The Jim Thorpe Memorial site is on North Street (Route 93) in Jim Thorpe, PA. The site features a red marble memorial with his name and a quote from Sweden’s King Gustav V, who said after the 1912 Olympics that Thorpe was the world’s greatest athlete.
The monument also has several images depicting Thorpe competing in the numerous sports in which he excelled, including track and field, baseball and football.
The site also pictures a 2007 statue depicting Thorpe as a football player, and another statue, dedicated in 2011, showing Thorpe with a discus.
The Thorpe memorial also includes an abstract sculpture, The Spirit of Thunder and Lightning, that was dedicated in 1998. Surrounding the sculpture, several wayside markers provide highlights from Thorpe’s life and athletic achievements.
Thorpe, a member of the Sac and Fox tribe, was born in 1888 in Oklahoma. As a young man, he attended the Carlisle Indian Industrial School in Pennsylvania and led its football team to victories over nationally ranked teams.
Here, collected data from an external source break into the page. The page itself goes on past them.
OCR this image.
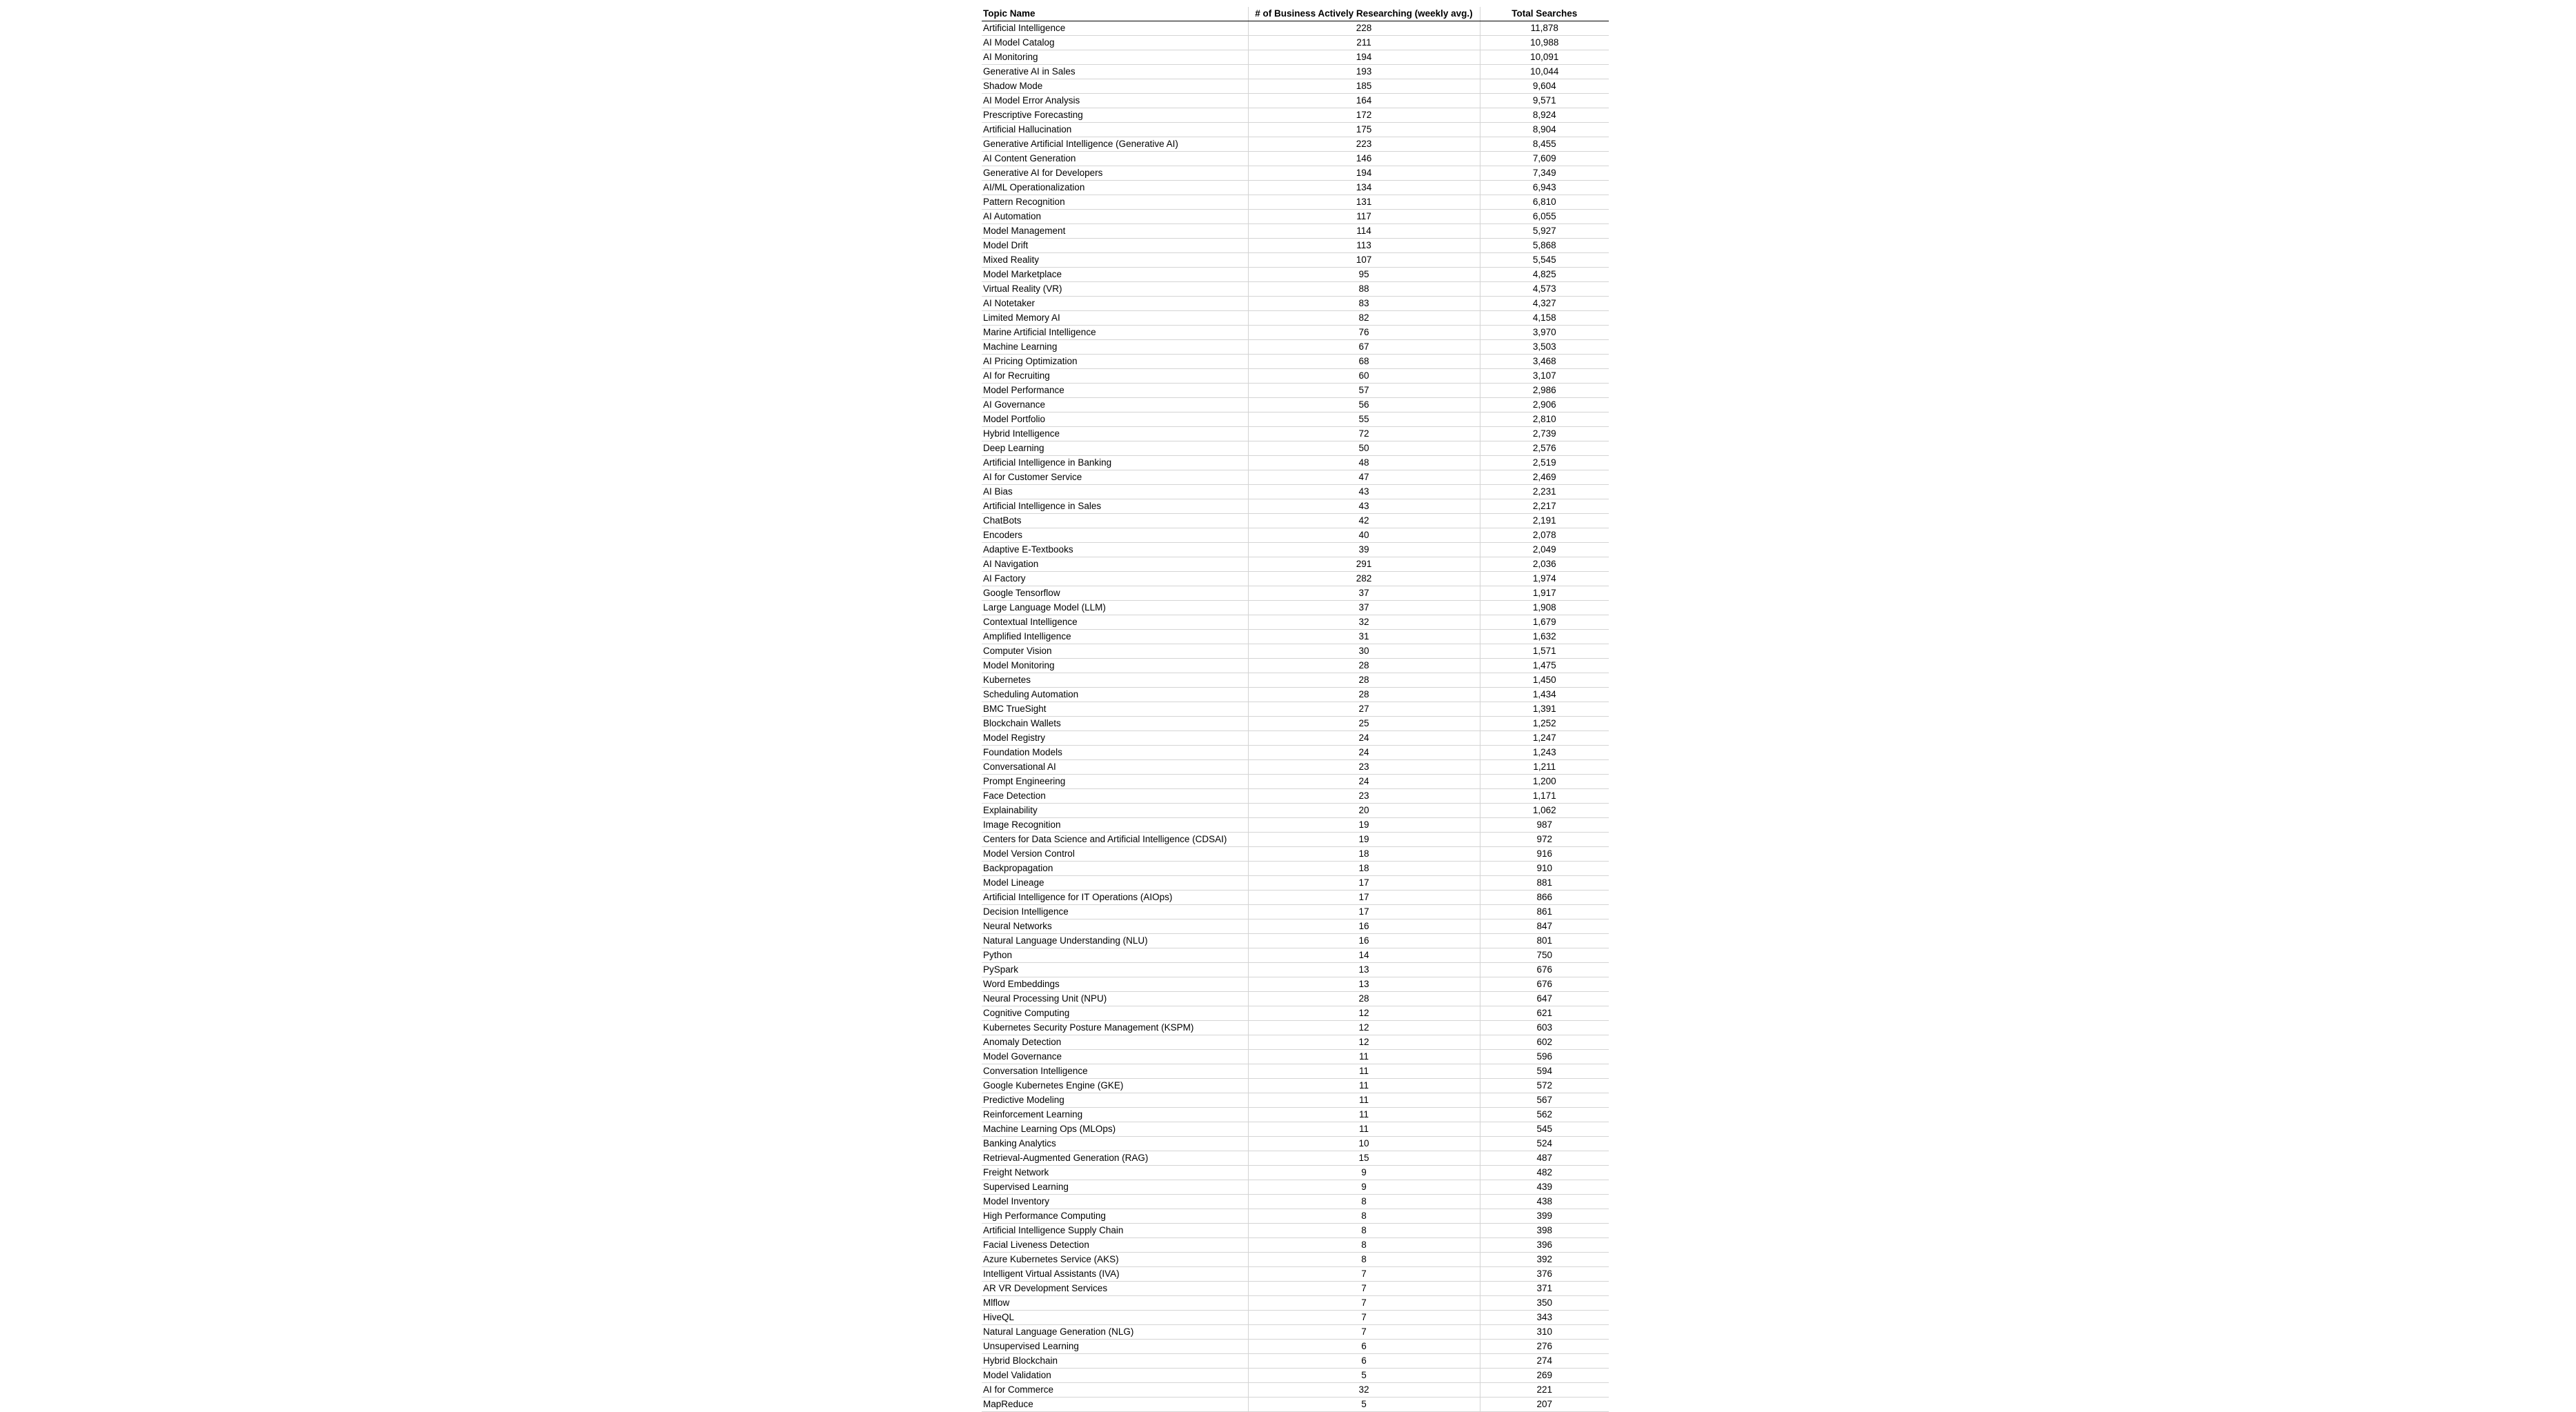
Topic Name	# of Business Actively Researching (weekly avg.)	Total Searches
Artificial Intelligence	228	11,878
AI Model Catalog	211	10,988
AI Monitoring	194	10,091
Generative AI in Sales	193	10,044
Shadow Mode	185	9,604
AI Model Error Analysis	164	9,571
Prescriptive Forecasting	172	8,924
Artificial Hallucination	175	8,904
Generative Artificial Intelligence (Generative AI)	223	8,455
AI Content Generation	146	7,609
Generative AI for Developers	194	7,349
AI/ML Operationalization	134	6,943
Pattern Recognition	131	6,810
AI Automation	117	6,055
Model Management	114	5,927
Model Drift	113	5,868
Mixed Reality	107	5,545
Model Marketplace	95	4,825
Virtual Reality (VR)	88	4,573
AI Notetaker	83	4,327
Limited Memory AI	82	4,158
Marine Artificial Intelligence	76	3,970
Machine Learning	67	3,503
AI Pricing Optimization	68	3,468
AI for Recruiting	60	3,107
Model Performance	57	2,986
AI Governance	56	2,906
Model Portfolio	55	2,810
Hybrid Intelligence	72	2,739
Deep Learning	50	2,576
Artificial Intelligence in Banking	48	2,519
AI for Customer Service	47	2,469
AI Bias	43	2,231
Artificial Intelligence in Sales	43	2,217
ChatBots	42	2,191
Encoders	40	2,078
Adaptive E-Textbooks	39	2,049
AI Navigation	291	2,036
AI Factory	282	1,974
Google Tensorflow	37	1,917
Large Language Model (LLM)	37	1,908
Contextual Intelligence	32	1,679
Amplified Intelligence	31	1,632
Computer Vision	30	1,571
Model Monitoring	28	1,475
Kubernetes	28	1,450
Scheduling Automation	28	1,434
BMC TrueSight	27	1,391
Blockchain Wallets	25	1,252
Model Registry	24	1,247
Foundation Models	24	1,243
Conversational AI	23	1,211
Prompt Engineering	24	1,200
Face Detection	23	1,171
Explainability	20	1,062
Image Recognition	19	987
Centers for Data Science and Artificial Intelligence (CDSAI)	19	972
Model Version Control	18	916
Backpropagation	18	910
Model Lineage	17	881
Artificial Intelligence for IT Operations (AIOps)	17	866
Decision Intelligence	17	861
Neural Networks	16	847
Natural Language Understanding (NLU)	16	801
Python	14	750
PySpark	13	676
Word Embeddings	13	676
Neural Processing Unit (NPU)	28	647
Cognitive Computing	12	621
Kubernetes Security Posture Management (KSPM)	12	603
Anomaly Detection	12	602
Model Governance	11	596
Conversation Intelligence	11	594
Google Kubernetes Engine (GKE)	11	572
Predictive Modeling	11	567
Reinforcement Learning	11	562
Machine Learning Ops (MLOps)	11	545
Banking Analytics	10	524
Retrieval-Augmented Generation (RAG)	15	487
Freight Network	9	482
Supervised Learning	9	439
Model Inventory	8	438
High Performance Computing	8	399
Artificial Intelligence Supply Chain	8	398
Facial Liveness Detection	8	396
Azure Kubernetes Service (AKS)	8	392
Intelligent Virtual Assistants (IVA)	7	376
AR VR Development Services	7	371
Mlflow	7	350
HiveQL	7	343
Natural Language Generation (NLG)	7	310
Unsupervised Learning	6	276
Hybrid Blockchain	6	274
Model Validation	5	269
AI for Commerce	32	221
MapReduce	5	207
At the 1912 Olympics, Thorpe won gold medals in the decathlon and pentathlon. The medals were stripped a year later because Thorpe had previously played semi-pro baseball, but restored in 1982.
After the Olympics, Thorpe played professional football for 14 years, and also played professional baseball for six of those years.
While it’s an impressive tribute to Thorpe’s athletic achievements, the memorial site is also the center of a controversy surrounding his burial in Pennsylvania nearly 60 years ago.
After Thorpe’s death in 1953, his third wife essentially auctioned the remains to two Pennsylvania communities, Mauch Chunk (Native American for “bear mountain”) and East Mauch Chunk.
The Mauch Chunks, former mining and resort communities, were searching for an economic boost when they agreed to build a memorial to Thorpe, merge and change their combined name to Jim Thorpe. Local officials hoped a Thorpe memorial would attract the proposed pro football hall of fame and lead to the construction of other tourist destinations.
Other family members had planned to bury Thorpe on tribal land in Oklahoma, and were conducting a traditional feast the night before the scheduled funeral when Thorpe’s body was removed by his wife.
While Thorpe’s seven children remained divided over the years about his final resting place, the two surviving sons are continuing legal efforts to have his remains returned to Oklahoma.